This review is of the audio version of the book. And honestly the format probably increased my enjoyment. As an audio book read by Van Dyke you both feel like you are engaged in an actual conversation with a joyful man. And Van Dyke is able to not only read but perform for you his book. And Van Dyke is truly a delight! The content itself is an easy listen, and would likely be an easy read. But I think in the print form I would find myself more critical of his mistakes, such as calling the U.S. Army Air Corps the Air Force, and I did not seek out glaring omissions. In the audio format it is truly Van Dyke’s story as told by Van Dyke. And you simply don’t have the heart to interrupt or correct him as he tells you of his life.

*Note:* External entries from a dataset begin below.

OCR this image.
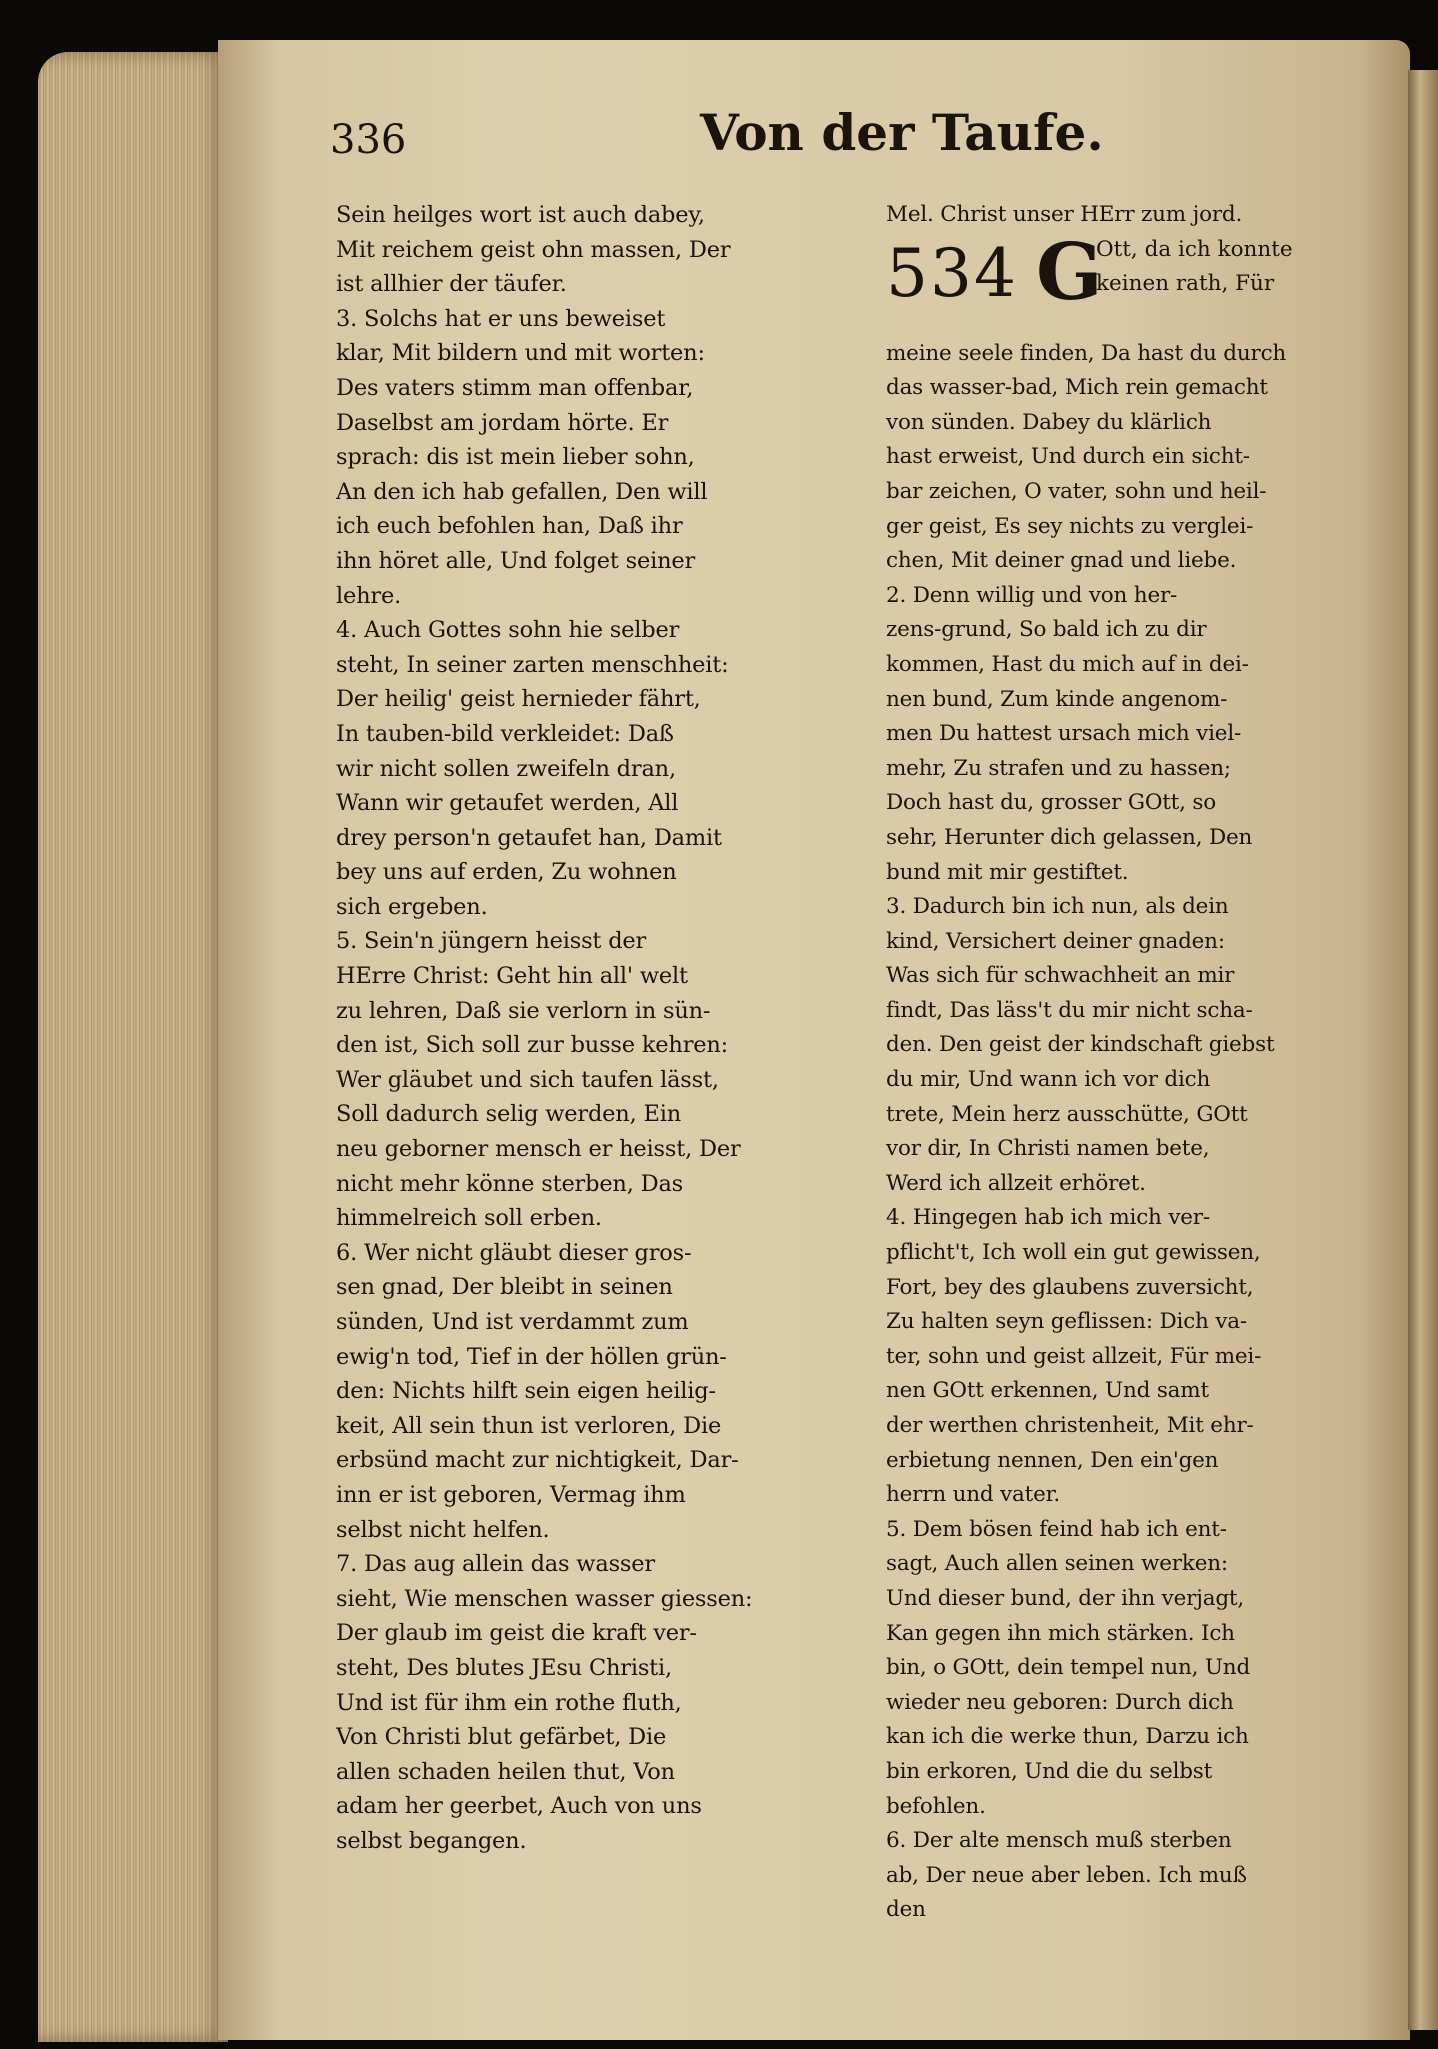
336	Von der Taufe.
Sein heilges wort ist auch dabey,
Mit reichem geist ohn massen, Der
ist allhier der täufer.
3. Solchs hat er uns beweiset
klar, Mit bildern und mit worten:
Des vaters stimm man offenbar,
Daselbst am jordam hörte. Er
sprach: dis ist mein lieber sohn,
An den ich hab gefallen, Den will
ich euch befohlen han, Daß ihr
ihn höret alle, Und folget seiner
lehre.
4. Auch Gottes sohn hie selber
steht, In seiner zarten menschheit:
Der heilig' geist hernieder fährt,
In tauben-bild verkleidet: Daß
wir nicht sollen zweifeln dran,
Wann wir getaufet werden, All
drey person'n getaufet han, Damit
bey uns auf erden, Zu wohnen
sich ergeben.
5. Sein'n jüngern heisst der
HErre Christ: Geht hin all' welt
zu lehren, Daß sie verlorn in sün-
den ist, Sich soll zur busse kehren:
Wer gläubet und sich taufen lässt,
Soll dadurch selig werden, Ein
neu geborner mensch er heisst, Der
nicht mehr könne sterben, Das
himmelreich soll erben.
6. Wer nicht gläubt dieser gros-
sen gnad, Der bleibt in seinen
sünden, Und ist verdammt zum
ewig'n tod, Tief in der höllen grün-
den: Nichts hilft sein eigen heilig-
keit, All sein thun ist verloren, Die
erbsünd macht zur nichtigkeit, Dar-
inn er ist geboren, Vermag ihm
selbst nicht helfen.
7. Das aug allein das wasser
sieht, Wie menschen wasser giessen:
Der glaub im geist die kraft ver-
steht, Des blutes JEsu Christi,
Und ist für ihm ein rothe fluth,
Von Christi blut gefärbet, Die
allen schaden heilen thut, Von
adam her geerbet, Auch von uns
selbst begangen.
Mel. Christ unser HErr zum jord.
534 G
Ott, da ich konnte
keinen rath, Für
meine seele finden, Da hast du durch
das wasser-bad, Mich rein gemacht
von sünden. Dabey du klärlich
hast erweist, Und durch ein sicht-
bar zeichen, O vater, sohn und heil-
ger geist, Es sey nichts zu verglei-
chen, Mit deiner gnad und liebe.
2. Denn willig und von her-
zens-grund, So bald ich zu dir
kommen, Hast du mich auf in dei-
nen bund, Zum kinde angenom-
men Du hattest ursach mich viel-
mehr, Zu strafen und zu hassen;
Doch hast du, grosser GOtt, so
sehr, Herunter dich gelassen, Den
bund mit mir gestiftet.
3. Dadurch bin ich nun, als dein
kind, Versichert deiner gnaden:
Was sich für schwachheit an mir
findt, Das läss't du mir nicht scha-
den. Den geist der kindschaft giebst
du mir, Und wann ich vor dich
trete, Mein herz ausschütte, GOtt
vor dir, In Christi namen bete,
Werd ich allzeit erhöret.
4. Hingegen hab ich mich ver-
pflicht't, Ich woll ein gut gewissen,
Fort, bey des glaubens zuversicht,
Zu halten seyn geflissen: Dich va-
ter, sohn und geist allzeit, Für mei-
nen GOtt erkennen, Und samt
der werthen christenheit, Mit ehr-
erbietung nennen, Den ein'gen
herrn und vater.
5. Dem bösen feind hab ich ent-
sagt, Auch allen seinen werken:
Und dieser bund, der ihn verjagt,
Kan gegen ihn mich stärken. Ich
bin, o GOtt, dein tempel nun, Und
wieder neu geboren: Durch dich
kan ich die werke thun, Darzu ich
bin erkoren, Und die du selbst
befohlen.
6. Der alte mensch muß sterben
ab, Der neue aber leben. Ich muß
den
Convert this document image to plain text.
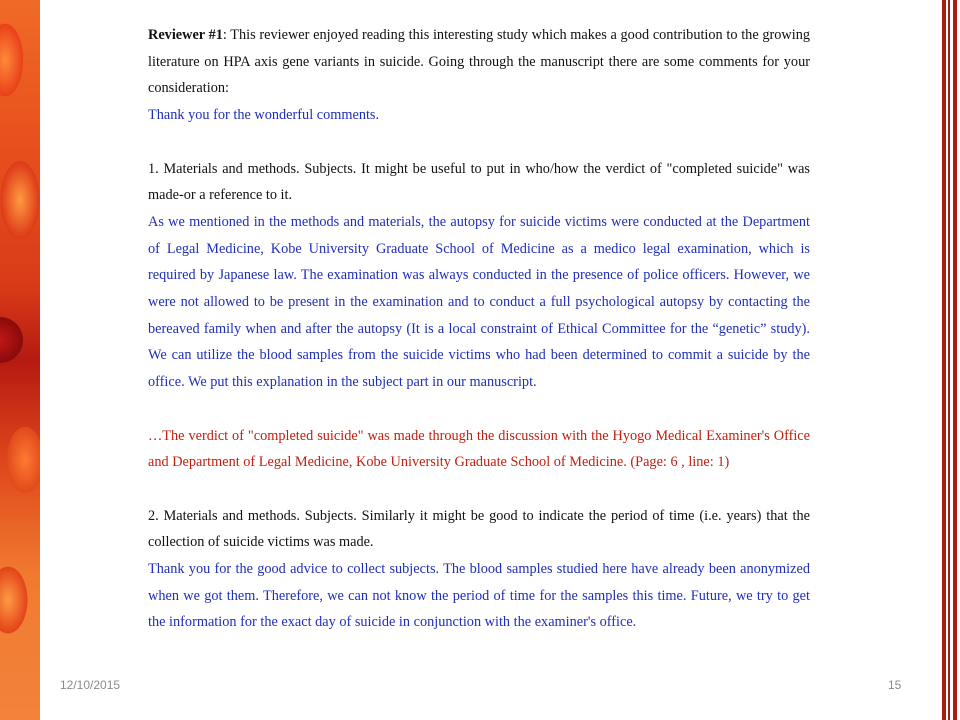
Reviewer #1: This reviewer enjoyed reading this interesting study which makes a good contribution to the growing literature on HPA axis gene variants in suicide. Going through the manuscript there are some comments for your consideration:

Thank you for the wonderful comments.

1. Materials and methods. Subjects. It might be useful to put in who/how the verdict of "completed suicide" was made-or a reference to it.

As we mentioned in the methods and materials, the autopsy for suicide victims were conducted at the Department of Legal Medicine, Kobe University Graduate School of Medicine as a medico legal examination, which is required by Japanese law. The examination was always conducted in the presence of police officers. However, we were not allowed to be present in the examination and to conduct a full psychological autopsy by contacting the bereaved family when and after the autopsy (It is a local constraint of Ethical Committee for the “genetic” study). We can utilize the blood samples from the suicide victims who had been determined to commit a suicide by the office. We put this explanation in the subject part in our manuscript.

…The verdict of "completed suicide" was made through the discussion with the Hyogo Medical Examiner's Office and Department of Legal Medicine, Kobe University Graduate School of Medicine. (Page: 6 , line: 1)

2. Materials and methods. Subjects. Similarly it might be good to indicate the period of time (i.e. years) that the collection of suicide victims was made.

Thank you for the good advice to collect subjects. The blood samples studied here have already been anonymized when we got them. Therefore, we can not know the period of time for the samples this time. Future, we try to get the information for the exact day of suicide in conjunction with the examiner's office.

12/10/2015	15
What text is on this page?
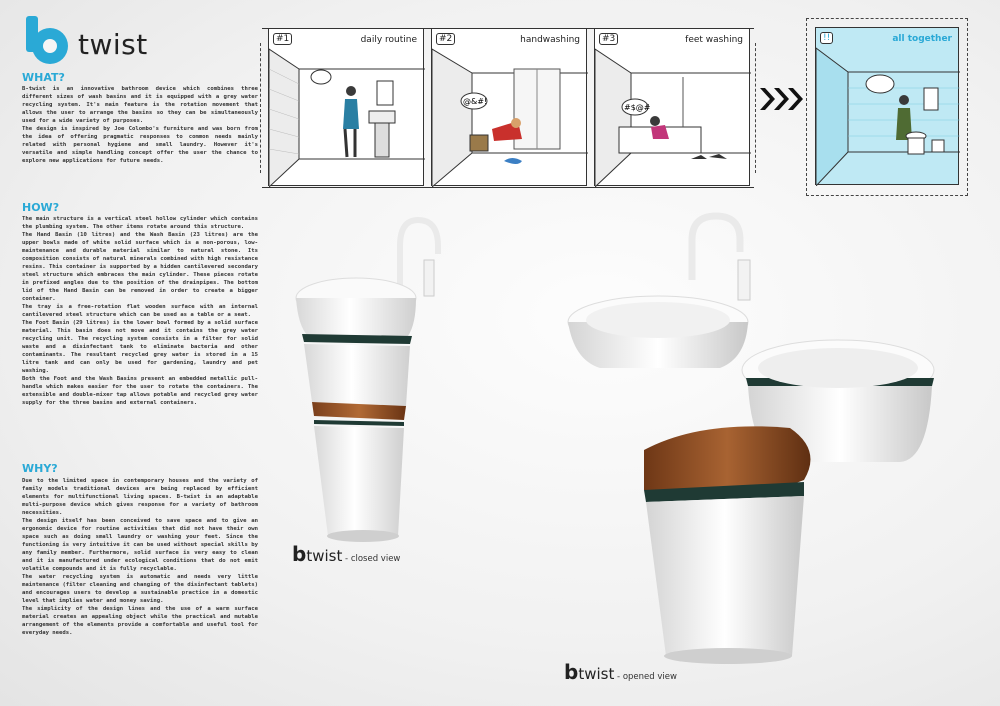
twist
WHAT?

B-twist is an innovative bathroom device which combines three different sizes of wash basins and it is equipped with a grey water recycling system. It's main feature is the rotation movement that allows the user to arrange the basins so they can be simultaneously used for a wide variety of purposes.

The design is inspired by Joe Colombo's furniture and was born from the idea of offering pragmatic responses to common needs mainly related with personal hygiene and small laundry. However it's versatile and simple handling concept offer the user the chance to explore new applications for future needs.

HOW?

The main structure is a vertical steel hollow cylinder which contains the plumbing system. The other items rotate around this structure.

The Hand Basin (10 litres) and the Wash Basin (23 litres) are the upper bowls made of white solid surface which is a non-porous, low-maintenance and durable material similar to natural stone. Its composition consists of natural minerals combined with high resistance resins. This container is supported by a hidden cantilevered secondary steel structure which embraces the main cylinder. These pieces rotate in prefixed angles due to the position of the drainpipes. The bottom lid of the Hand Basin can be removed in order to create a bigger container.

The tray is a free-rotation flat wooden surface with an internal cantilevered steel structure which can be used as a table or a seat.

The Foot Basin (29 litres) is the lower bowl formed by a solid surface material. This basin does not move and it contains the grey water recycling unit. The recycling system consists in a filter for solid waste and a disinfectant tank to eliminate bacteria and other contaminants. The resultant recycled grey water is stored in a 15 litre tank and can only be used for gardening, laundry and pet washing.

Both the Foot and the Wash Basins present an embedded metallic pull-handle which makes easier for the user to rotate the containers. The extensible and double-mixer tap allows potable and recycled grey water supply for the three basins and external containers.

WHY?

Due to the limited space in contemporary houses and the variety of family models traditional devices are being replaced by efficient elements for multifunctional living spaces. B-twist is an adaptable multi-purpose device which gives response for a variety of bathroom necessities.

The design itself has been conceived to save space and to give an ergonomic device for routine activities that did not have their own space such as doing small laundry or washing your feet. Since the functioning is very intuitive it can be used without special skills by any family member. Furthermore, solid surface is very easy to clean and it is manufactured under ecological conditions that do not emit volatile compounds and it is fully recyclable.

The water recycling system is automatic and needs very little maintenance (filter cleaning and changing of the disinfectant tablets) and encourages users to develop a sustainable practice in a domestic level that implies water and money saving.

The simplicity of the design lines and the use of a warm surface material creates an appealing object while the practical and mutable arrangement of the elements provide a comfortable and useful tool for everyday needs.

#1	daily routine
@&#!
#2	handwashing
#$@#
#3	feet washing	!!	all together
btwist - closed view
btwist - opened view
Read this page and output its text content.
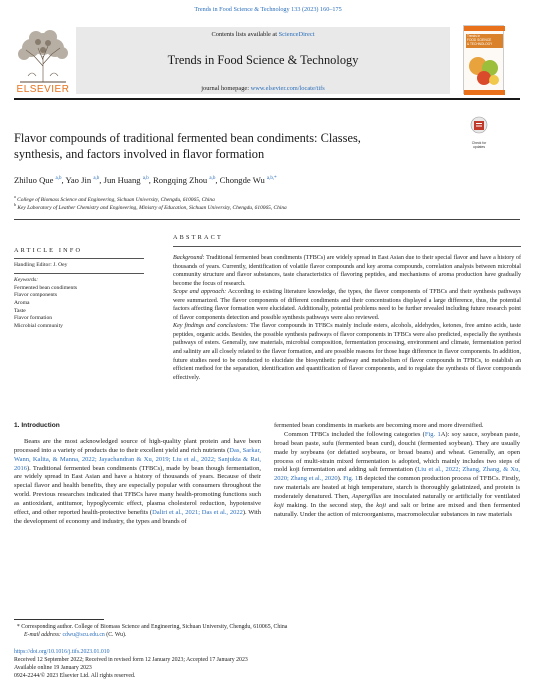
Trends in Food Science & Technology 133 (2023) 160–175
ELSEVIER
Contents lists available at ScienceDirect
Trends in Food Science & Technology
journal homepage: www.elsevier.com/locate/tifs
Trends in
FOOD SCIENCE
& TECHNOLOGY
Flavor compounds of traditional fermented bean condiments: Classes,
synthesis, and factors involved in flavor formation
Check for
updates
Zhiluo Que $^{a,b}$, Yao Jin $^{a,b}$, Jun Huang $^{a,b}$, Rongqing Zhou $^{a,b}$, Chongde Wu $^{a,b,*}$
$^a$ College of Biomass Science and Engineering, Sichuan University, Chengdu, 610065, China
$^b$ Key Laboratory of Leather Chemistry and Engineering, Ministry of Education, Sichuan University, Chengdu, 610065, China
ARTICLE INFO
Handling Editor: J. Oey
Keywords:
Fermented bean condiments
Flavor components
Aroma
Taste
Flavor formation
Microbial community
ABSTRACT

Background: Traditional fermented bean condiments (TFBCs) are widely spread in East Asian due to their special flavor and have a history of thousands of years. Currently, identification of volatile flavor compounds and key aroma compounds, correlation analysis between microbial community structure and flavor substances, taste characteristics of flavoring peptides, and mechanisms of aroma production have gradually become the focus of research.

Scope and approach: According to existing literature knowledge, the types, the flavor components of TFBCs and their synthesis pathways were summarized. The flavor components of different condiments and their concentrations displayed a large difference, thus, the potential factors affecting flavor formation were elucidated. Additionally, potential problems need to be further revealed including future research point of flavor components detection and possible synthesis pathways were also reviewed.

Key findings and conclusions: The flavor compounds in TFBCs mainly include esters, alcohols, aldehydes, ketones, free amino acids, taste peptides, organic acids. Besides, the possible synthesis pathways of flavor components in TFBCs were also predicted, especially the synthesis pathways of esters. Generally, raw materials, microbial composition, fermentation processing, environment and climate, fermentation period and salinity are all closely related to the flavor formation, and are possible reasons for those huge difference in flavor components. In addition, future studies need to be conducted to elucidate the biosynthetic pathway and metabolism of flavor compounds in TFBCs, to establish an efficient method for the separation, identification and quantification of flavor components, and to regulate the synthesis of flavor compounds effectively.

1. Introduction

Beans are the most acknowledged source of high-quality plant protein and have been processed into a variety of products due to their excellent yield and rich nutrients (Das, Sarkar, Wann, Kalita, & Manna, 2022; Jayachandran & Xu, 2019; Liu et al., 2022; Sanjukta & Rai, 2016). Traditional fermented bean condiments (TFBCs), made by bean though fermentation, are widely spread in East Asian and have a history of thousands of years. Because of their special flavor and health benefits, they are especially popular with consumers throughout the world. Previous researches indicated that TFBCs have many health-promoting functions such as antioxidant, antitumor, hypoglycemic effect, plasma cholesterol reduction, hypotensive effect, and other reported health-protective benefits (Daliri et al., 2021; Das et al., 2022). With the development of economy and industry, the types and brands of

fermented bean condiments in markets are becoming more and more diversified.

Common TFBCs included the following categories (Fig. 1A): soy sauce, soybean paste, broad bean paste, sufu (fermented bean curd), douchi (fermented soybean). They are usually made by soybeans (or defatted soybeans, or broad beans) and wheat. Generally, an open process of multi-strain mixed fermentation is adopted, which mainly includes two steps of mold koji fermentation and adding salt fermentation (Liu et al., 2022; Zhang, Zhang, & Xu, 2020; Zhang et al., 2020). Fig. 1B depicted the common production process of TFBCs. Firstly, raw materials are heated at high temperature, starch is thoroughly gelatinized, and protein is moderately denatured. Then, Aspergillus are inoculated naturally or artificially for ventilated koji making. In the second step, the koji and salt or brine are mixed and then fermented naturally. Under the action of microorganisms, macromolecular substances in raw materials

* Corresponding author. College of Biomass Science and Engineering, Sichuan University, Chengdu, 610065, China
E-mail address: cdwu@scu.edu.cn (C. Wu).
https://doi.org/10.1016/j.tifs.2023.01.010
Received 12 September 2022; Received in revised form 12 January 2023; Accepted 17 January 2023
Available online 19 January 2023
0924-2244/© 2023 Elsevier Ltd. All rights reserved.
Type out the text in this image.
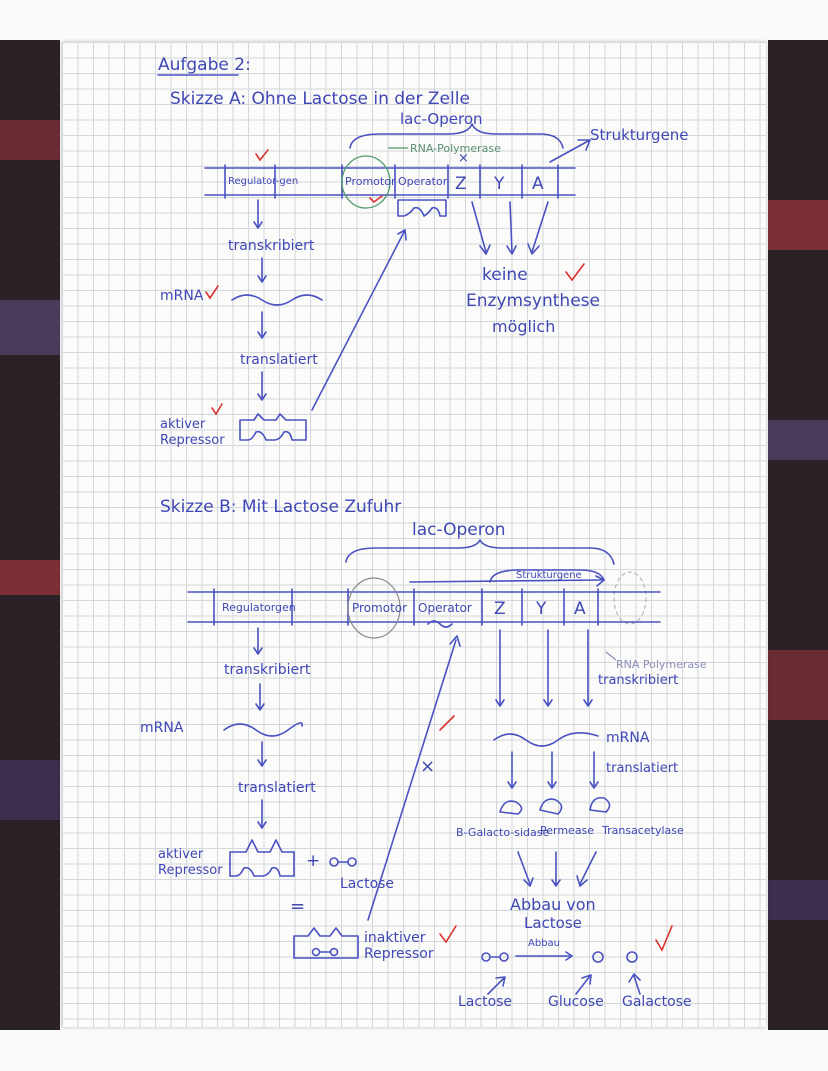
Aufgabe 2:
Skizze A: Ohne Lactose in der Zelle
lac-Operon
RNA-Polymerase
×
Strukturgene
Regulator-gen	Promotor Operator Z Y A
transkribiert
mRNA
translatiert
aktiver
Repressor
keine
Enzymsynthese
möglich
Skizze B: Mit Lactose Zufuhr
lac-Operon
Strukturgene
Regulatorgen	Promotor Operator Z Y A
RNA Polymerase
transkribiert
transkribiert
mRNA
translatiert
aktiver
Repressor	+
Lactose
=
inaktiver
Repressor
×
mRNA
translatiert
B-Galacto-sidase
Permease Transacetylase
Abbau von
Lactose
Abbau
Lactose	Glucose Galactose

I was overall surprised by the content. You discover that Van Dyke at one time planned to become a pastor. This reveals an unexpected spiritual side of Van Dyke. He paints himself as a man who puts a large value in the power of love. And I was not aware of his battles with alcohol, including how he used his work to help battle this demon. The text also reminded me of a time when television network movies had a greater impact on society than I believe occurs today. But I was also disappointed, Van Dyke has led a full life so the sections I wanted to hear the most about run past at a fast pace. His discussion on Mary Poppins is too short for my liking. Of course that is me the Disney fan wanting an entire disc, or maybe two, to cover this seminal movie. I did enjoy him recounting his experience having to audition for the role of Mr. Dawes Senior for Walt Disney. And he clearly hated working on wires!
Van Dyke clearly has a viewpoint where he sees things in only the most positive way. He jokes as he opens that the fact that he was born out of wedlock is the only real controversy in his life. To others that may seem as a strange statement. Van Dyke as an adult struggled with addiction. In the 1970’s the family friendly Van Dyke both separated from his wife, who he did not divorce until the 1980s, but also started a long-term relationship with Triola. Triola had recently completed a long term relationship with actor Lee Marvin, who she was suing for palimony a completely new concept at the time. And some of his professional choices caused a stir, such as controversy in the 1970s on The New Dick Van Dyke Show that hinted his on-screen son accidentally witnessed his television parents being intimate. But for events some may see as controversy, Van Dyke just seems to view as life.
Overall, I am glad I listened to this book instead of reading it. As an audio book it was both a performance and a conversation. But as a book it lacked the Disney specific content I would want to add to my personal Between Books library. Still, Van Dyke is a treasure and his spirit of joy is infectious especially when one can hear it in his voice.